Identification of GCase proteostasis network components. (A) SILAC-immunoprecipitation-MudPIT experimental scheme. (B) Western blot analysis of immunopurified GCase from WT and L444P patient-derived fibroblasts. ERdj3 and calnexin co-precipitated with WT and L444P GCase. Control experiments were performed with anti-FLAG M2 antibody. IP, immunoprecipitation; IB, immunoblot. See also Figure S1.

Figure 2

ERdj3 is a proteostasis network component of mutant GCase. (A) Silencing ERdj3 increased the endo H-resistant glycoform of L444P GCase in fibroblasts. Quantification of endo H-resistant L444P GCase bands is shown below. (B) Silencing ERdj3 significantly increased L444P GCase activity in fibroblasts. (C) Silencing ERdj3 enhanced the lysosomal trafficking of L444P GCase, as assessed by indirect immunofluorescence microscopy. (D) Silencing ERdj3 increased the endo H-resistant glycoform of N370S GCase in fibroblasts. Quantification of endo H-resistant N370S GCase bands is shown below. (E) Silencing ERdj3 significantly increased N370S GCase activity in fibroblasts. The data in (A), (B), (D) and (E) are reported as mean ± SD (n = 3 for A and D, n = 8 for B and E). Statistical significance was calculated using a two-tailed Student’s t-test, * p < 0.01. See also Figures S2 and S3.

Figure 3

ERdj3 is functionally involved in the degradation of L444P GCase, but not WT GCase. (A) Silencing ERdj3 significantly reduced the rate of degradation of L444P GCase in fibroblasts, as assessed by cycloheximide–chase analysis. (B) Quantification of L444P GCase bands when NT (dashed line) and ERdj3 (solid line) siRNA were applied. (C) Silencing ERdj3 did not change the rate of degradation of WT GCase in fibroblasts, as assessed by cycloheximide–chase analysis. The data in (B) are reported as mean ± SEM (n = 4).
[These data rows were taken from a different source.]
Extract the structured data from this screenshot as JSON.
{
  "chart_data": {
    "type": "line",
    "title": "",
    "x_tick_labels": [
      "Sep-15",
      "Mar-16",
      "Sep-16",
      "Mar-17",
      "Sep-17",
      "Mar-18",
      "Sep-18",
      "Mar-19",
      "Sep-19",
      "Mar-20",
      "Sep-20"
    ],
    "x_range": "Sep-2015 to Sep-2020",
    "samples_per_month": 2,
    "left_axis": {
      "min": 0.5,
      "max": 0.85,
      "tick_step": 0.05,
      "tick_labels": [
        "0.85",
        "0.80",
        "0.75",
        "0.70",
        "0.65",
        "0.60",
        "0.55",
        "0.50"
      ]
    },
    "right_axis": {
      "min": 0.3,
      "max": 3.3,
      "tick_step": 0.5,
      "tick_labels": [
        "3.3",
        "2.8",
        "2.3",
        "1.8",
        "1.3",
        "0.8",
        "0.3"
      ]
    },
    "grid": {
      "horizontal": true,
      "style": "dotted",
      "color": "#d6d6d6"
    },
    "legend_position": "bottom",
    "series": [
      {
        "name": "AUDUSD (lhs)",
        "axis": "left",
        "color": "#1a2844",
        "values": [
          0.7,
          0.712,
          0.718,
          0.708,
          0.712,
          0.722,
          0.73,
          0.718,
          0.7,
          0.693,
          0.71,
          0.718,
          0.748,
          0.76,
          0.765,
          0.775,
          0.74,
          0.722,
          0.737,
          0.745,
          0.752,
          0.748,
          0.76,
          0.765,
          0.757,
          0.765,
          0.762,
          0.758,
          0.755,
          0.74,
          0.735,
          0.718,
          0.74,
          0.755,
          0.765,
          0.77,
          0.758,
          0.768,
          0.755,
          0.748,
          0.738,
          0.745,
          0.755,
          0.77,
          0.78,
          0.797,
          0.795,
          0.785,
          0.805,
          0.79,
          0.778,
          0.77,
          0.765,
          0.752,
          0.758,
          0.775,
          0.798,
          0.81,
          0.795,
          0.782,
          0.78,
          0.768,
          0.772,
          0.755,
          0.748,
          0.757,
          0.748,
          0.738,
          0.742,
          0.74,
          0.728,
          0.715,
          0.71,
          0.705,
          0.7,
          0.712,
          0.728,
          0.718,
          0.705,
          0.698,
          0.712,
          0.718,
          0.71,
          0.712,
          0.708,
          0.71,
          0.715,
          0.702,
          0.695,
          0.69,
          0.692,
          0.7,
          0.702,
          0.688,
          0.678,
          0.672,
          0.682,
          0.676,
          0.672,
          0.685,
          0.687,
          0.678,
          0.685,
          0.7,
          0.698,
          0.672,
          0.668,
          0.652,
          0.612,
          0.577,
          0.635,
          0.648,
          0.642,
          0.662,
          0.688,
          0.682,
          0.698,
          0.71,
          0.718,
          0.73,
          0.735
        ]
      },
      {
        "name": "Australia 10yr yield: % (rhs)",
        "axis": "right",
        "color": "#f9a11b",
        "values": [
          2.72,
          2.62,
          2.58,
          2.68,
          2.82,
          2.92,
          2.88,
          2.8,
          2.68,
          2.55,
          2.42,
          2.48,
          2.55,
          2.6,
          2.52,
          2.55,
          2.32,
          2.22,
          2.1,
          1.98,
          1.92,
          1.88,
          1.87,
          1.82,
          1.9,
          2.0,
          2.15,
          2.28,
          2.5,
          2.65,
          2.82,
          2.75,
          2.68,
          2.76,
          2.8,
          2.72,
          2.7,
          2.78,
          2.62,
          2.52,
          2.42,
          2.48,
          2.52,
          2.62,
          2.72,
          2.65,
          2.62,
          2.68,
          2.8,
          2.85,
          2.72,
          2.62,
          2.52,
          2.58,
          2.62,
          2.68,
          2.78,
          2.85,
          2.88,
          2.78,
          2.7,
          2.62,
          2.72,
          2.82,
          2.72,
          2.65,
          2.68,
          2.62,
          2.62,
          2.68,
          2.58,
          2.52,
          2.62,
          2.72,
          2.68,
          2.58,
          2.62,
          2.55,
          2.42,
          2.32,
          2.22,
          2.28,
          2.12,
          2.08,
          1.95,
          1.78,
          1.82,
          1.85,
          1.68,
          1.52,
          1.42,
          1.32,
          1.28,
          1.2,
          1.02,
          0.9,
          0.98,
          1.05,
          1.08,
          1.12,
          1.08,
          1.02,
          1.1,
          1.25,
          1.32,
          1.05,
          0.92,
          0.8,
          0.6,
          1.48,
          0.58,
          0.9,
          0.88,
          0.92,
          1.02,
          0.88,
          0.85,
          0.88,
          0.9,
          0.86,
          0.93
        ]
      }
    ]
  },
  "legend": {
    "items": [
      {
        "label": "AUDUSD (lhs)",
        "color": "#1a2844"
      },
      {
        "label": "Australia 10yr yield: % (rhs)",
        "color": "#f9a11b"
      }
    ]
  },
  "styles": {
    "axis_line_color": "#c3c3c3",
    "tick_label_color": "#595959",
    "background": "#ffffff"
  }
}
CHX, cycloheximide. See also Figure S4.

Figure 4

Simultaneous inhibition of the GCase–ERdj3 interaction and enhancement of the chaperoning activity of calnexin exhibits synergy in L444P GCase fibroblasts. (A) Silencing ERdj3 enhanced the interaction between L444P GCase and calnexin in fibroblasts. (B) Silencing ERdj3 did not affect the interaction between WT GCase and calnexin in fibroblasts. IP, immunoprecipitation; IB, immunoblot. (C) Co-application of diltiazem and ERdj3 siRNA synergistically enhanced L444P GCase lysosomal activity. The data in (C) are reported as mean ± SD (n = 8). DTZ, diltiazem. See also Figure S5.

Figure 5

ERdj3 is a degradation versus folding partitioning factor for mutant GCase. In our proposed model, ERdj3 and calnexin compete for the unfolded mutant GCase enzyme in the ER, resulting in its degradation or folding respectively. When the ERdj3-mediated ERAD pathway is inhibited, mutant GCase partitions into the calnexin folding cycle which can be further enhanced by diltiazem treatment, thereby leading to a synergistic rescue of mutant GCase folding, trafficking and lysosomal activity.